Samstag, 9. Februar 2013

Abschied aus New York


Email aus New York, Sommer 2003

Eine letzte Nachricht aus New York muß ich Euch noch schnell schicken, auch wenn ich es mir gestern leider nicht verkneifen konnte die Nacht durchzumachen, soweit das in New York möglich ist. Von daher bin ich etwas angeschlagen. Wir haben uns in "Smalls" den Mann von Paolos Cousine beim Saxophonspielen angehört und sind danach irgendwie auf Abwege geraten, keiner weiß so genau wie.
            
Nachdem ich es während insgesamt acht Monaten in New York nie geschafft habe, die Freiheitstatue und Ellis Island zu besichtigen, hat mich nun mein Freund Dan im vornehmen Manhattan Yacht Club auf sein Boot geladen, um diese Sehenswürdigkeiten lässig an einem strahlend schönen Sonnabendnachmittag zu umsegeln. Ihr habt keine Vorstellung davon, wie einheimisch ich mir jetzt vorkomme. Damit Matze Bassel jetzt nicht beleidigt ist, sollte ich dazu sagen, daß man hier in New York sofort die Segel streicht, wenn sich ein Unwetter über New Jersey zusammenbraut, und schnellstens mit dem Motor den Heimathafen ansteuert. Das ist doch ein etwas anderer Schnack als auf der Alster, wo GRUNDSÄTZLICH Unwetter herrscht, wodurch man sich deswegen auf keinen Fall abhalten läßt, sondern unverdrossen in einem Boot voller Wasser, das jeden Augenblick zu kentern droht, bis auf die Unterhose durchnäßt weitersegelt. Paolo hat mich nach Grado zum Segeln eingeladen, wenn ich in Venedig bin, und wer weiß, vielleicht wird ganz am Ende doch noch eine richtige Hamburgerin aus mir, mit Segeln und allem Drum und Dran.

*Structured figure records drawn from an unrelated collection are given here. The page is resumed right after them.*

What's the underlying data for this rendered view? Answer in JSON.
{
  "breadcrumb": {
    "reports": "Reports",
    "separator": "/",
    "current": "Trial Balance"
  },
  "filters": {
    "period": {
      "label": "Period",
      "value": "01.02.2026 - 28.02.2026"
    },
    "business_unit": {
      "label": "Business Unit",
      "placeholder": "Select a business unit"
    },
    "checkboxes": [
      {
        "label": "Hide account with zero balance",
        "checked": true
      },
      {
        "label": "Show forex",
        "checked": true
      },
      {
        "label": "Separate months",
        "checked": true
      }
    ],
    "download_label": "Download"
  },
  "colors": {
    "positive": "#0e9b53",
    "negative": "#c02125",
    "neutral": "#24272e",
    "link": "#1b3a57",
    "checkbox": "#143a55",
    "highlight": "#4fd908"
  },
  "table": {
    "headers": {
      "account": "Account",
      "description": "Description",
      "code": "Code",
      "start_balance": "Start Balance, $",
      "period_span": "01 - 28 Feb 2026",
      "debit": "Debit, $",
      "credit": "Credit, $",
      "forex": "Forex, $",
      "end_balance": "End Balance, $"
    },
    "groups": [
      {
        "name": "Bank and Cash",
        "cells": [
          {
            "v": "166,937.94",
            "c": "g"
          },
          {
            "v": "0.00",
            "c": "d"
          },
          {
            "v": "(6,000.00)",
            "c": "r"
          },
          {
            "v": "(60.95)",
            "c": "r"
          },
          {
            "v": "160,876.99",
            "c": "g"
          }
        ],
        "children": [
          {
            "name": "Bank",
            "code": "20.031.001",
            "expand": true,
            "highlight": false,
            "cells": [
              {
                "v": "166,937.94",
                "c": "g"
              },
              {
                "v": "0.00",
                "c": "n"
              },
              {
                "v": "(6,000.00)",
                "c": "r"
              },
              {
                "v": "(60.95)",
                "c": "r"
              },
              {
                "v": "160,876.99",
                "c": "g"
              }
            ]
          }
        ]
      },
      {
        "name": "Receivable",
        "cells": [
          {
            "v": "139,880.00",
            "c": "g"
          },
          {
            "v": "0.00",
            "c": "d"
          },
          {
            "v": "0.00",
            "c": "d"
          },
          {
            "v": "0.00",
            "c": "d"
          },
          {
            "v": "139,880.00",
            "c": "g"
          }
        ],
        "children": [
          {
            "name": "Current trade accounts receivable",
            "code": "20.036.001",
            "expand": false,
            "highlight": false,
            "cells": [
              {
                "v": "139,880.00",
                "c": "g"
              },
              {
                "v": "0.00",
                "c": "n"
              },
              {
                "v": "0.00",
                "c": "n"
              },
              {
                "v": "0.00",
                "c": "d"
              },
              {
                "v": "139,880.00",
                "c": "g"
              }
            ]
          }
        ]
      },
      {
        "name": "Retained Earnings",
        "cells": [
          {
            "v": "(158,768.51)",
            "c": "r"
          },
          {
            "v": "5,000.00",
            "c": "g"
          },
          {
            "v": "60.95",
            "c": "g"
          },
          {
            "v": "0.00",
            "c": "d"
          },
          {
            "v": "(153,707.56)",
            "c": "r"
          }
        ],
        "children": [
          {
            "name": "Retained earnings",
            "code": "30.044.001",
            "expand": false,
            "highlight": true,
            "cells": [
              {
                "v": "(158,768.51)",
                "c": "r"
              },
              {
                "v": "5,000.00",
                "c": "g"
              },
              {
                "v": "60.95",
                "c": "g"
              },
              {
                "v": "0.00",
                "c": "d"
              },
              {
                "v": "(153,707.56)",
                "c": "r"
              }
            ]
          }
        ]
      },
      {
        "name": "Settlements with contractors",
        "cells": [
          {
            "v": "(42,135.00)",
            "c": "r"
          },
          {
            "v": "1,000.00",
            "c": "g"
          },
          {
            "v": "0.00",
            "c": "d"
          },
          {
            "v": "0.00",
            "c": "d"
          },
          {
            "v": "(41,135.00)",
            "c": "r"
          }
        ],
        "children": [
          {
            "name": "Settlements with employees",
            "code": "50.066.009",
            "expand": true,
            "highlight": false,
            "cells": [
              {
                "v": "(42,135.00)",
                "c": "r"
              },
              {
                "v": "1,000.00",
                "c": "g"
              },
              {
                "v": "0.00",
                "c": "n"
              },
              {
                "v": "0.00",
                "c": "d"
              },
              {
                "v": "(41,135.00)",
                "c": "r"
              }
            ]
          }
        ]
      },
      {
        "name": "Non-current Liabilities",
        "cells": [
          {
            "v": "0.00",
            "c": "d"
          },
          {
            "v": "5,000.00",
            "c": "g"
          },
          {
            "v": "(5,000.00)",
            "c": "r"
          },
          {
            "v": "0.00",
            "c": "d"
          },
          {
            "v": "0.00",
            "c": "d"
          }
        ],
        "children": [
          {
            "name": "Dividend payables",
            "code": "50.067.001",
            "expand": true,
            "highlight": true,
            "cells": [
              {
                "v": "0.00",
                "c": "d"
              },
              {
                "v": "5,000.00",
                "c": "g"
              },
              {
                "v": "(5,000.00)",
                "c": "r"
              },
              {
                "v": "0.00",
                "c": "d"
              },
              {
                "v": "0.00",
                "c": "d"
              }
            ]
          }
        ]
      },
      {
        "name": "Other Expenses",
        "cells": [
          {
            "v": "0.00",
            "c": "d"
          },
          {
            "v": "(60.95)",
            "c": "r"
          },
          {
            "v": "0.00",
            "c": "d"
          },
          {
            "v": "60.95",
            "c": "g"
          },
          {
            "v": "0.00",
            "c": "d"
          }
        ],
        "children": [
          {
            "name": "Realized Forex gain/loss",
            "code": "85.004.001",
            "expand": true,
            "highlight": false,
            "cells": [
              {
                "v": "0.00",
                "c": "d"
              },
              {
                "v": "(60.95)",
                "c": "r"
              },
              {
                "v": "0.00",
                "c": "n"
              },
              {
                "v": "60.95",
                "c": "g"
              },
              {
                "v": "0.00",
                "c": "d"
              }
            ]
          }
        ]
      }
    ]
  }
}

Ansonsten ist es mir gelungen in einem dreitägigen Gewaltakt meinen Vortrag auf die gewünschten 17 Minuten zu kürzen. Francesc nebenan hält mich schon für meschugge, weil ich seit Tagen ununterbrochen laut meine Kommentare zu den Folien deklamiere und dabei mit flackerndem Blick auf die Uhr starre. Es wird Zeit, daß ich mich aus dem Staub mache, zumal es sich jetzt auf dem achten Stock durchgesetzt hat, wegen des übertriebenen Einsatzes der Klimaanlage zusätzlich einen elektrischen Heizkörper zu bemühen, während die NYU-Administration den zweiten Fahrstuhl außer Betrieb genommen hat - um Energie zu sparen. Hier sind alle verrückt, ich eingeschlossen.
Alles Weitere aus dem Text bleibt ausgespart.